Links between Menopause and the Seasons of the Year?
It is widely known that seasonal variations affects the functions in wild animals, and similar but not so definite seasonal trends have been described for humans. In fact, a recent research performed by Hungarian experts may confirm this appreciation.
Dr. Janos Garai, from Baranya County Teaching Hospital in Pécs, Hungary, is the lead author of a study which attempted to find out if seasonal changes could impact the timing of menopause. They consider that menopause is a complex set of symptoms that is determined partly by external and partly by internal influences. Also, there are only scarce data about the exact nature of environmental and/or lifestyle determinants.
The Hungarian investigation suggests there is a definitive link to the onset of menopausal symptoms and the seasons. The study was based on a survey that questioned 102 women on recalling the exact month of menopausal onset (discontinuation of their periods, in their words, their last menstrual cycle).
Among all these women, 72 remembered the exact month that their menopausal periods stopped, while only 30 could recall only the season.
The study also considered various diet and exercise questions included in the questionnaire, but the seasons appeared to be the most influential cause leading to menopause. The results revealed that spring and autumn equinoxes are evidently related to the timing of menopause.
The recurrence of menopause start can be seen on the chart on the left.
Dr. Garai and his fellow Hungarian fertility experts published their study in the journal “Human Reproduction”, which is the leading reproductive medicine publication in Europe. They found that the spring and autumn seasons played an important role in when women experience menopause. "We found that there was a high peak after the spring equinox and another, lower one, after the autumn equinox," said Dr.
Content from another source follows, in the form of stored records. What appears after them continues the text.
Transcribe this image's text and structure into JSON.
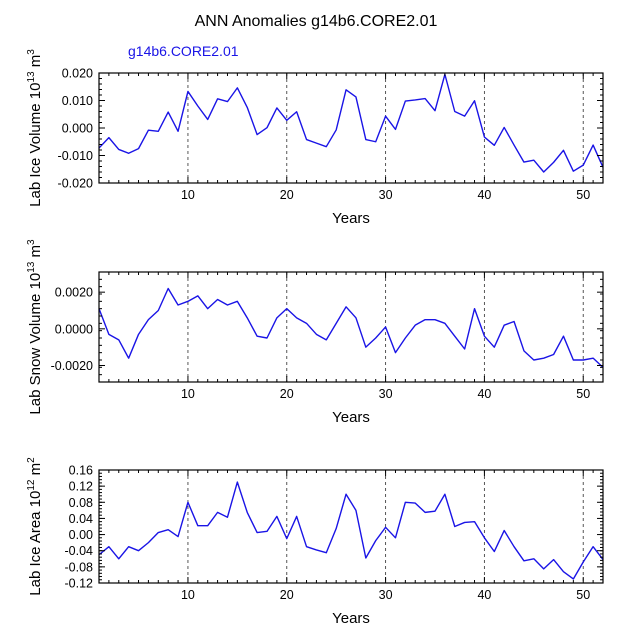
{
  "title": "ANN Anomalies g14b6.CORE2.01",
  "legend_label": "g14b6.CORE2.01",
  "colors": {
    "series": "#1a14e6",
    "axes": "#000000"
  },
  "chart_data": [
    {
      "type": "line",
      "name": "ice-volume",
      "ylabel": "Lab Ice Volume 10",
      "ylabel_exp": "13",
      "ylabel_unit": " m",
      "ylabel_unit_exp": "3",
      "xlabel": "Years",
      "xlim": [
        1,
        52
      ],
      "ylim": [
        -0.02,
        0.02
      ],
      "xticks": [
        10,
        20,
        30,
        40,
        50
      ],
      "yticks": [
        -0.02,
        -0.01,
        0,
        0.01,
        0.02
      ],
      "ytick_labels": [
        "-0.020",
        "-0.010",
        "0.000",
        "0.010",
        "0.020"
      ],
      "x": [
        1,
        2,
        3,
        4,
        5,
        6,
        7,
        8,
        9,
        10,
        11,
        12,
        13,
        14,
        15,
        16,
        17,
        18,
        19,
        20,
        21,
        22,
        23,
        24,
        25,
        26,
        27,
        28,
        29,
        30,
        31,
        32,
        33,
        34,
        35,
        36,
        37,
        38,
        39,
        40,
        41,
        42,
        43,
        44,
        45,
        46,
        47,
        48,
        49,
        50,
        51,
        52
      ],
      "values": [
        -0.0073,
        -0.0035,
        -0.0078,
        -0.0092,
        -0.0075,
        -0.0008,
        -0.0012,
        0.0058,
        -0.0012,
        0.0133,
        0.008,
        0.0031,
        0.0106,
        0.0096,
        0.0146,
        0.0075,
        -0.0024,
        0.0001,
        0.0073,
        0.0028,
        0.0059,
        -0.0042,
        -0.0055,
        -0.0068,
        -0.0007,
        0.0139,
        0.0113,
        -0.0042,
        -0.005,
        0.0043,
        -0.0005,
        0.0098,
        0.0102,
        0.0107,
        0.0063,
        0.0195,
        0.006,
        0.0043,
        0.0099,
        -0.0033,
        -0.0063,
        0.0002,
        -0.0062,
        -0.0124,
        -0.0117,
        -0.016,
        -0.0125,
        -0.0081,
        -0.0157,
        -0.0135,
        -0.0062,
        -0.0143
      ]
    },
    {
      "type": "line",
      "name": "snow-volume",
      "ylabel": "Lab Snow Volume 10",
      "ylabel_exp": "13",
      "ylabel_unit": " m",
      "ylabel_unit_exp": "3",
      "xlabel": "Years",
      "xlim": [
        1,
        52
      ],
      "ylim": [
        -0.0029,
        0.0031
      ],
      "xticks": [
        10,
        20,
        30,
        40,
        50
      ],
      "yticks": [
        -0.002,
        0,
        0.002
      ],
      "ytick_labels": [
        "-0.0020",
        "0.0000",
        "0.0020"
      ],
      "x": [
        1,
        2,
        3,
        4,
        5,
        6,
        7,
        8,
        9,
        10,
        11,
        12,
        13,
        14,
        15,
        16,
        17,
        18,
        19,
        20,
        21,
        22,
        23,
        24,
        25,
        26,
        27,
        28,
        29,
        30,
        31,
        32,
        33,
        34,
        35,
        36,
        37,
        38,
        39,
        40,
        41,
        42,
        43,
        44,
        45,
        46,
        47,
        48,
        49,
        50,
        51,
        52
      ],
      "values": [
        0.0011,
        -0.0003,
        -0.0006,
        -0.0016,
        -0.0003,
        0.0005,
        0.001,
        0.0022,
        0.0013,
        0.0015,
        0.0018,
        0.0011,
        0.0016,
        0.0013,
        0.0015,
        0.0006,
        -0.0004,
        -0.0005,
        0.0006,
        0.0011,
        0.0006,
        0.0003,
        -0.0003,
        -0.0006,
        0.0003,
        0.0012,
        0.0006,
        -0.001,
        -0.0005,
        0.0001,
        -0.0013,
        -0.0005,
        0.0002,
        0.0005,
        0.0005,
        0.0003,
        -0.0004,
        -0.0011,
        0.0011,
        -0.0004,
        -0.001,
        0.0002,
        0.0004,
        -0.0012,
        -0.0017,
        -0.0016,
        -0.0014,
        -0.0004,
        -0.0017,
        -0.0017,
        -0.0016,
        -0.0021
      ]
    },
    {
      "type": "line",
      "name": "ice-area",
      "ylabel": "Lab Ice Area 10",
      "ylabel_exp": "12",
      "ylabel_unit": " m",
      "ylabel_unit_exp": "2",
      "xlabel": "Years",
      "xlim": [
        1,
        52
      ],
      "ylim": [
        -0.12,
        0.16
      ],
      "xticks": [
        10,
        20,
        30,
        40,
        50
      ],
      "yticks": [
        -0.12,
        -0.08,
        -0.04,
        0,
        0.04,
        0.08,
        0.12,
        0.16
      ],
      "ytick_labels": [
        "-0.12",
        "-0.08",
        "-0.04",
        "0.00",
        "0.04",
        "0.08",
        "0.12",
        "0.16"
      ],
      "x": [
        1,
        2,
        3,
        4,
        5,
        6,
        7,
        8,
        9,
        10,
        11,
        12,
        13,
        14,
        15,
        16,
        17,
        18,
        19,
        20,
        21,
        22,
        23,
        24,
        25,
        26,
        27,
        28,
        29,
        30,
        31,
        32,
        33,
        34,
        35,
        36,
        37,
        38,
        39,
        40,
        41,
        42,
        43,
        44,
        45,
        46,
        47,
        48,
        49,
        50,
        51,
        52
      ],
      "values": [
        -0.05,
        -0.03,
        -0.06,
        -0.03,
        -0.04,
        -0.02,
        0.005,
        0.012,
        -0.005,
        0.08,
        0.022,
        0.022,
        0.055,
        0.043,
        0.13,
        0.055,
        0.005,
        0.008,
        0.045,
        -0.01,
        0.045,
        -0.03,
        -0.038,
        -0.045,
        0.015,
        0.1,
        0.06,
        -0.058,
        -0.015,
        0.018,
        -0.008,
        0.08,
        0.078,
        0.055,
        0.058,
        0.1,
        0.02,
        0.03,
        0.032,
        -0.008,
        -0.042,
        0.01,
        -0.03,
        -0.065,
        -0.06,
        -0.085,
        -0.062,
        -0.092,
        -0.11,
        -0.068,
        -0.03,
        -0.062
      ]
    }
  ]
}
Janos Garai.
The authors of the report say that the triggering factors and the mediators involved need further research. However, melatonin, a hormone secreted by the pituitary gland, which is generally accepted to play a role in the circadian rhythm (the 24 hour time clock that governs different physiological processes), could be involved. Melatonin binding is found in the ovaries and it also influences ovarian steroid hormone production.
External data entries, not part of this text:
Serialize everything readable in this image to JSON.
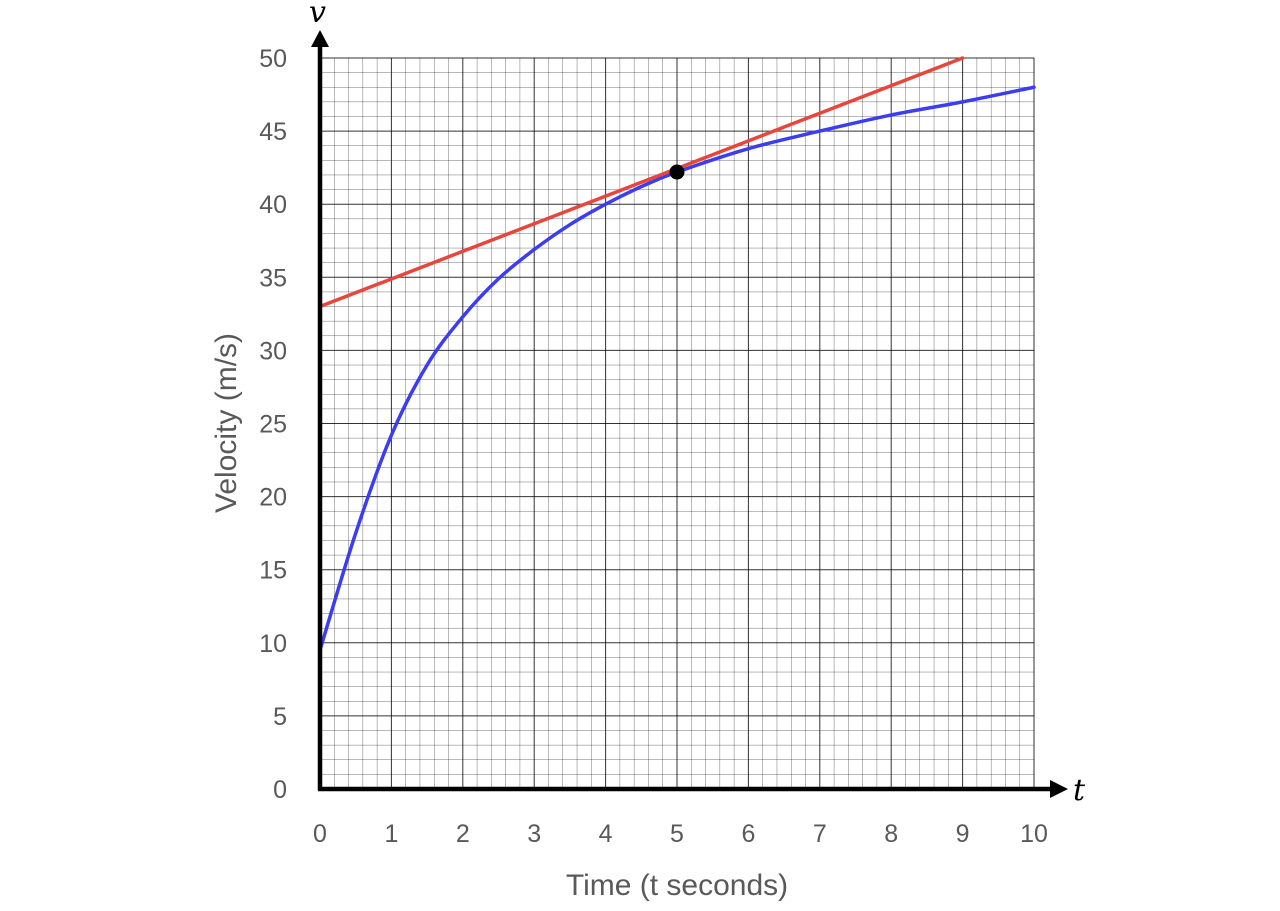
{
  "chart_data": {
    "type": "line",
    "title": "",
    "xlabel": "Time (t seconds)",
    "ylabel": "Velocity (m/s)",
    "x_axis_symbol": "t",
    "y_axis_symbol": "v",
    "xlim": [
      0,
      10
    ],
    "ylim": [
      0,
      50
    ],
    "x_ticks": [
      "0",
      "1",
      "2",
      "3",
      "4",
      "5",
      "6",
      "7",
      "8",
      "9",
      "10"
    ],
    "y_ticks": [
      "0",
      "5",
      "10",
      "15",
      "20",
      "25",
      "30",
      "35",
      "40",
      "45",
      "50"
    ],
    "grid": true,
    "grid_minor_step": [
      0.2,
      1
    ],
    "series": [
      {
        "color": "#3c3cf0",
        "x": [
          0,
          0.5,
          1,
          1.5,
          2,
          2.5,
          3,
          3.5,
          4,
          4.5,
          5,
          6,
          7,
          8,
          9,
          10
        ],
        "y": [
          9.5,
          17.5,
          24.2,
          29.0,
          32.3,
          34.9,
          36.9,
          38.6,
          40.0,
          41.2,
          42.2,
          43.8,
          45.0,
          46.1,
          47.0,
          48.0
        ]
      },
      {
        "color": "#e8463c",
        "x": [
          0,
          9
        ],
        "y": [
          33.0,
          50.0
        ]
      }
    ],
    "point": {
      "x": 5,
      "y": 42.2,
      "color": "#000000"
    },
    "axis_color": "#000000",
    "grid_color": "#000000"
  }
}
Other research has shown that the harmony of these links becomes disrupted in parallel with a fall in melatonin levels in early peri-menopause. Because of the imbalance of these hormonal factors in pre-menopause, the process eventually culminates in a point where it stumbles into irrecoverable ovarian failure. Length of day is likely to be only one of several factors operating and melatonin might not be the only agent involved so we need to research this further. So they wanted to find out more in the hope that this might help in the future in implementing innovative approaches to treating problems in the menopause.